Musique, danse et les quatres cavaliers.

« Goya, dans "Le sommeil de la raison engendre des monstres", présente l'image d'un être assoupi dans la confusion et l'incertitude. En observant le monde d'aujourd'hui, je ressens profondément cette image. Comme le personnage du tableau, je lève la tête dans la nuit sombre, silence, je prends le pinceau et crée un autre monde étrange à travers la peinture – un monde marqué par la famine, la peste et la guerre. Des images de stupidité, de monstruosité, de cupidité et de cruauté y abondent. Lorsque la musique commence, ces figures semblent être invoquées par une force mystérieuse, se rassemblant pour danser, comme dans un rituel mystique... »
Acte I : Une image
Contexte
Dans mon imaginaire, il existe des images aliénées qui traversent le temps et sont omniprésentes. Ces images réapparaissent sans cesse à travers l'histoire, accomplissant les mêmes actions, comme l'exécution de Platon dans la Grèce antique, la croisade des paysans menée par l'ermite Pierre, la danse de la peste à Strasbourg en 1518, la bulle spéculative des tulipes aux Pays-Bas, l'affaire des esprits, la charge à l’assaut pendant la Seconde Guerre mondiale, et ainsi de suite. Ces événements, similaires dans leur essence, sont encore visibles dans la vie d'aujourd'hui. Goya les a enregistrés dans ses peintures de la période "Maison des sourds". Francis Bacon a aussi montré ce qu'il a vu.
Dans ma peinture, je cherche à présenter les images et états que je ressens de ces figures. La dynamique de ces images provient de mon intériorité, tout en étant alimentée par le désir que l'idéal devienne réalité, créant ainsi une "force de distorsion". Et c'est cette force qui pousse l'image à se transformer progressivement : à changer de couleur, de forme, à se tordre, à se briser et à se réorganiser.
Création
L'image se développe et évolue progressivement, les détails se précisent au fur et à mesure. Cette image est apparue pour la première fois dans mes toiles en 2016. Elle ressemblait à un spectre incertain, une forme de vie nue, solitaire, fragile et avide.

L'Opportuniste 2017 Huile sur toile 200 × 110 cm

Torse Rouge 2022 Huile sur toile 95 cm x 140 cm

L'Opportuniste 2017 Huile sur toile 200 × 110 cm
Flux et Aliénation de l'Image
J'ai créé une série de peintures de recherche autour du thème du "chien". À mon avis, il existe une connexion subtile et profonde entre l'animalité du chien et l'humanité. Pour révéler cette affinité, j'ai fait évoluer l'image du chien, changeant de couleur et de forme, de manière à la faire osciller visuellement entre différents états.
Cette exploration a finalement conduit en 2022 à la création d'une œuvre picturale intitulée "Chasser en rouge". Dans cette œuvre, une image étrange surgit – elle n'est ni humaine, ni animale, ni fantomatique, mais un mélange et une déformation des trois.

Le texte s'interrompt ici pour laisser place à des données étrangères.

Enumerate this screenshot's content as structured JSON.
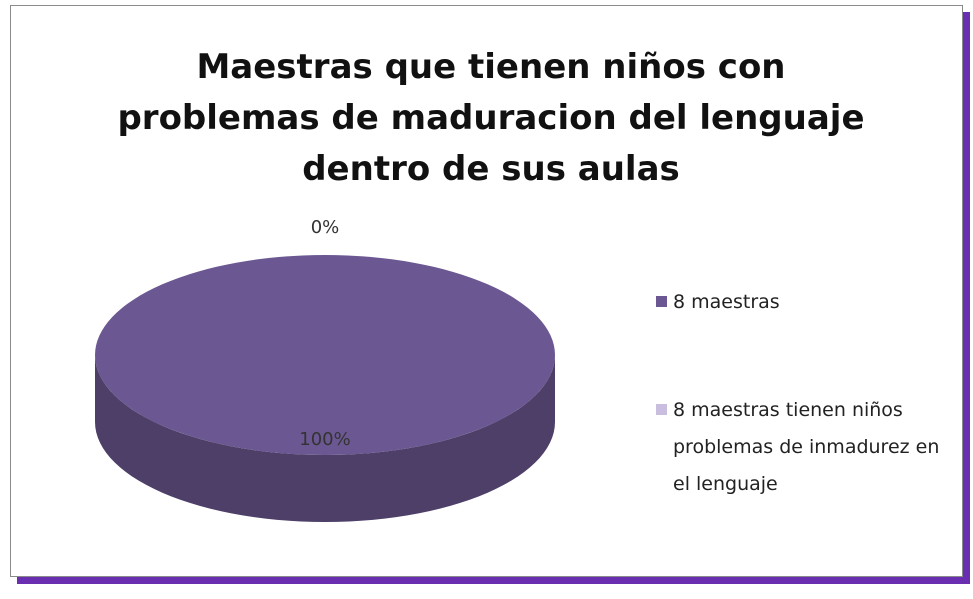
{
  "chart_data": {
    "type": "pie",
    "title": "Maestras que tienen niños con problemas de maduracion del lenguaje dentro de sus aulas",
    "categories": [
      "8 maestras",
      "8 maestras tienen niños problemas de inmadurez en el lenguaje"
    ],
    "values": [
      100,
      0
    ],
    "value_labels": [
      "100%",
      "0%"
    ],
    "colors": [
      "#6b5791",
      "#c9bde0"
    ],
    "legend": "right"
  }
}
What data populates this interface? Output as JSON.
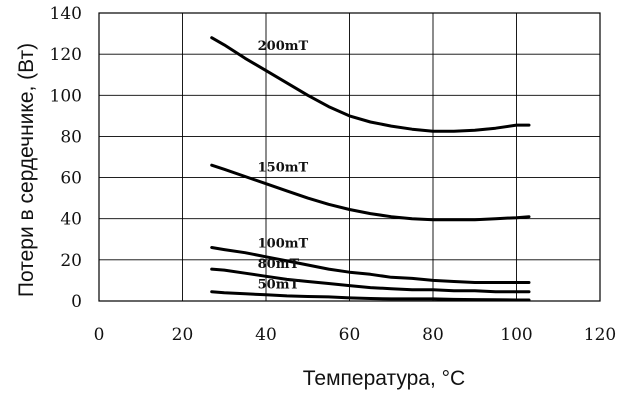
{
  "chart_data": {
    "type": "line",
    "xlabel": "Температура, °С",
    "ylabel": "Потери в сердечнике, (Вт)",
    "xlim": [
      0,
      120
    ],
    "ylim": [
      0,
      140
    ],
    "xticks": [
      0,
      20,
      40,
      60,
      80,
      100,
      120
    ],
    "yticks": [
      0,
      20,
      40,
      60,
      80,
      100,
      120,
      140
    ],
    "grid": true,
    "series": [
      {
        "name": "200mT",
        "x": [
          27,
          30,
          35,
          40,
          45,
          50,
          55,
          60,
          65,
          70,
          75,
          80,
          85,
          90,
          95,
          100,
          103
        ],
        "y": [
          128,
          124.5,
          118,
          112,
          106,
          100,
          94.5,
          90,
          87,
          85,
          83.5,
          82.5,
          82.5,
          83,
          84,
          85.5,
          85.5
        ]
      },
      {
        "name": "150mT",
        "x": [
          27,
          30,
          35,
          40,
          45,
          50,
          55,
          60,
          65,
          70,
          75,
          80,
          85,
          90,
          95,
          100,
          103
        ],
        "y": [
          66,
          64,
          60.5,
          57,
          53.5,
          50,
          47,
          44.5,
          42.5,
          41,
          40,
          39.5,
          39.5,
          39.5,
          40,
          40.5,
          41
        ]
      },
      {
        "name": "100mT",
        "x": [
          27,
          30,
          35,
          40,
          45,
          50,
          55,
          60,
          65,
          70,
          75,
          80,
          85,
          90,
          95,
          100,
          103
        ],
        "y": [
          26,
          25,
          23.5,
          21.5,
          19.5,
          17.5,
          15.5,
          14,
          13,
          11.5,
          11,
          10,
          9.5,
          9,
          9,
          9,
          9
        ]
      },
      {
        "name": "80mT",
        "x": [
          27,
          30,
          35,
          40,
          45,
          50,
          55,
          60,
          65,
          70,
          75,
          80,
          85,
          90,
          95,
          100,
          103
        ],
        "y": [
          15.5,
          15,
          13.5,
          12,
          10.5,
          9.5,
          8.5,
          7.5,
          6.5,
          6,
          5.5,
          5.5,
          5,
          5,
          4.5,
          4.5,
          4.5
        ]
      },
      {
        "name": "50mT",
        "x": [
          27,
          30,
          35,
          40,
          45,
          50,
          55,
          60,
          65,
          70,
          75,
          80,
          85,
          90,
          95,
          100,
          103
        ],
        "y": [
          4.5,
          4,
          3.5,
          3,
          2.5,
          2.2,
          2,
          1.5,
          1.2,
          1,
          1,
          1,
          0.8,
          0.7,
          0.6,
          0.5,
          0.5
        ]
      }
    ],
    "annotations": [
      {
        "text": "200mT",
        "x": 38,
        "y": 122
      },
      {
        "text": "150mT",
        "x": 38,
        "y": 63
      },
      {
        "text": "100mT",
        "x": 38,
        "y": 26
      },
      {
        "text": "80mT",
        "x": 38,
        "y": 16
      },
      {
        "text": "50mT",
        "x": 38,
        "y": 6
      }
    ]
  }
}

Les frontières entre l'homme, l'animal et le fantôme se brouillent peu à peu, l'image commence à se décomposer, à se pénétrer mutuellement, à se transformer, à se réorganiser. C'est ainsi que commence l'aliénation vers une forme inconnue.
Changement et expansion des couleurs
Au début, j'ai cherché une couleur qui pourrait exprimer mes sensations et donner vie à ces images — une couleur qui pourrait à la fois refléter la texture de la chair et porter l'imaginaire de l'angoisse, de la violence et de la mort. Après plusieurs tentatives, j'ai finalement choisi le rouge, une couleur intense et directe, vive comme le sang, mais imprégnée d'une inquiétude et d'une agressivité sous-jacentes.
Cependant, à mesure que la création progressait, je me suis peu à peu rendu compte de la froideur et de l'isolement que la couleur rose pouvait induire. Ainsi, le rouge s'est graduellement transformé en rose, et avec le développement de l'image, sa signification et ses émotions se sont de plus en plus enrichies, et la palette de couleurs de l'image s'est diversifiée.
Triptyque
J'aime le format du triptyque, non seulement parce qu'il permet de présenter sous différents angles et formes un même sujet dans l'espace, mais aussi parce qu'il peut traverser le temps, formant ainsi une expression cohérente de l'image. Cela permet de déployer plusieurs dimensions : celle de l'espace, du temps, de la narration et de la perception psychologique.
Formes et postures
En 2022, après avoir terminé la peinture "Gymnastique", je me suis progressivement intéressé à la forme et à la posture des images. Au-delà de l'utilisation classique de la posture pour créer rythme et narration dans la peinture, je suis devenu fasciné par les émotions que ces postures transmettent et la tension qui se dégage de ces images.
Le changement de scène
Je souhaitais créer une scène pour ces images, afin qu'elles puissent révéler leur état et leur transformation. Initialement, l'espace était fermé et oppressant, tel un carcan qui limitait les mouvements des images. Mais à mesure que l'œuvre évoluait, l'espace s'est progressivement ouvert, devenant chargé d'émotion et de symbolisme, pour finalement devenir un lieu d'expression.
Ce processus me rappelle le film Joker, où Arthur sort de la petite pièce pour rejoindre un espace plus vaste, naturel et social. Ce n'est pas seulement un déplacement physique, mais aussi une évasion psychologique — une quête de rupture entre l'auto-répression et le monde extérieur. De manière similaire, dans ma peinture, les frontières psychologiques de l'image sont progressivement brisées, et l'expressivité s'intensifie. L'espace, lui, n'est plus seulement un arrière-plan, mais un environnement coexistant et influençant l'image.
Lorsque l'image et l'espace subissent tous deux une forme de déformation, ils s'entrelacent, se façonnent mutuellement, les frontières deviennent floues, et ils finissent par former un monde hétérogène à la fois absurde et réel.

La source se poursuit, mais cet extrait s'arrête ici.